No. Under Rule 6(1)(b) of the Insecticides Rules 1971, foreign manufacturers must appoint an Authorized Indian Representative (AIR) through a notarised and apostilled Letter of Authorisation. The AIR files all registration applications and assumes legal responsibility for regulatory compliance in India.
How long does CIBRC pesticide registration take for a new molecule?
A full Section 9(3) registration for a new molecule typically takes 24-36 months end-to-end. This includes 2-4 months for preparation, 18-24 months for field trials across two cropping seasons, and 6-12 months for CIBRC review and approval. Me-too registrations under Section 9(4) are significantly faster at 6-12 months.
Does India accept pesticide efficacy data generated outside India?
No. CIBRC requires bio-efficacy and residue data to be generated under Indian agroclimatic conditions at designated State Agricultural Universities (SAUs) or ICAR institutes. Foreign efficacy data can supplement but not substitute Indian field trial data. Trials must cover at least 2 cropping seasons across 3 or more agroclimatic zones.
What is the difference between Section 9(3) and Section 9(4) registration?

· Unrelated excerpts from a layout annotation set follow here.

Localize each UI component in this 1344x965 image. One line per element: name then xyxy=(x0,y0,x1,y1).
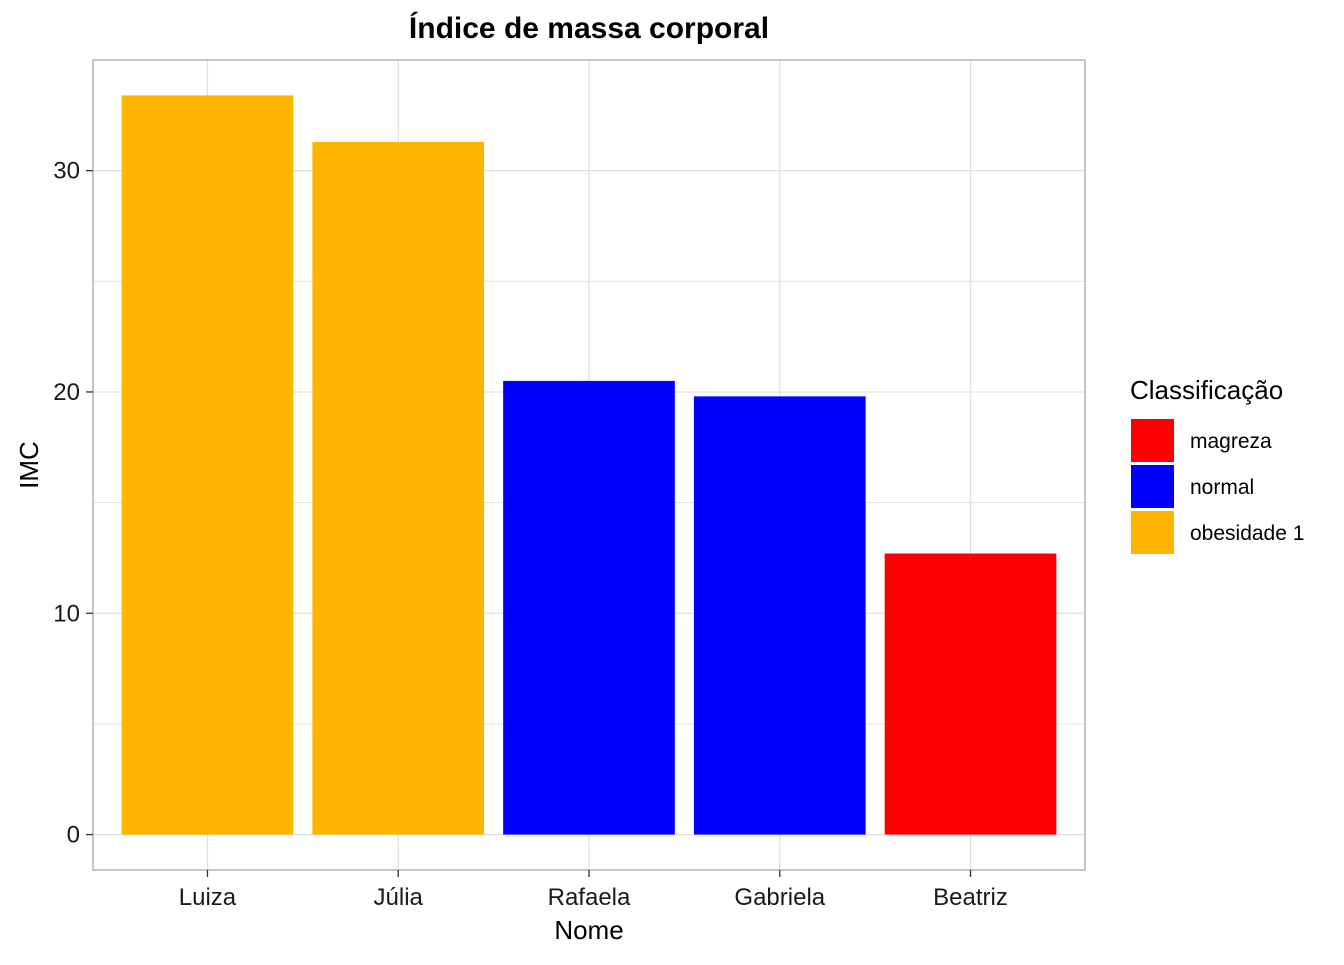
bar-gabriela xyxy=(693,396,866,835)
bar-rafaela xyxy=(503,380,675,835)
legend-key-obesidade-1 xyxy=(1131,511,1174,554)
bar-júlia xyxy=(312,141,485,835)
y-tick-label: 20 xyxy=(53,379,80,406)
x-tick-label: Beatriz xyxy=(933,884,1008,911)
legend-label: normal xyxy=(1190,476,1254,499)
y-tick-label: 0 xyxy=(67,822,80,849)
bar-beatriz xyxy=(884,553,1057,835)
bar-luiza xyxy=(121,95,294,835)
y-tick-label: 10 xyxy=(53,600,80,627)
bars xyxy=(121,95,1057,835)
legend-key-normal xyxy=(1131,465,1174,508)
y-tick-label: 30 xyxy=(53,158,80,185)
x-axis-ticks: Luiza Júlia Rafaela Gabriela Beatriz xyxy=(179,870,1008,911)
x-tick-label: Rafaela xyxy=(548,884,631,911)
legend-key-magreza xyxy=(1131,419,1174,462)
x-axis-title: Nome xyxy=(554,915,623,945)
x-tick-label: Gabriela xyxy=(734,884,825,911)
x-tick-label: Júlia xyxy=(374,884,424,911)
legend-label: obesidade 1 xyxy=(1190,522,1304,545)
legend: Classificação magreza normal obesidade 1 xyxy=(1130,375,1304,554)
chart-title: Índice de massa corporal xyxy=(409,11,769,45)
legend-label: magreza xyxy=(1190,430,1272,453)
y-axis-ticks: 0 10 20 30 xyxy=(53,158,93,849)
legend-items: magreza normal obesidade 1 xyxy=(1131,419,1304,554)
y-axis-title: IMC xyxy=(14,441,44,489)
x-tick-label: Luiza xyxy=(179,884,237,911)
legend-title: Classificação xyxy=(1130,375,1283,405)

Section 9(3) is full registration for pesticides not previously registered in India, requiring a complete technical dossier and Indian field trials. Section 9(4) is me-too registration for products already registered under Section 9(3) by another company, requiring only equivalence demonstration and a reduced data package — saving 12-24 months and significant cost.
What are the CIBRC registration fees for pesticide import?
Government registration fees range from INR 5,000 for basic registrations to INR 2,00,000+ for novel molecules. Including field trial costs (INR 25-50 lakh), regulatory consultant fees, and documentation, the total cost for a new molecule registration ranges from INR 30-55 lakh (approximately USD 36,000-66,000). Me-too registrations cost INR 5-15 lakh.
Can a foreign firm manufacture pesticides in India instead of importing?
Yes. Foreign firms can register for TIM (manufacture of technical material in India) or FIM (formulation manufacturing in India) categories. Many firms transition from import (FI/TI) to local manufacturing to save on import duties (10-30%), reduce logistics costs, and access India's chemical manufacturing clusters in Gujarat and Maharashtra.
What is provisional registration under Section 9(3B)?
Section 9(3B) grants provisional registration for up to 2 years, enabling market access while the applicant completes remaining studies. This is used for products addressing critical pest management needs. The applicant must submit all outstanding data during the provisional period for conversion to full Section 9(3) registration.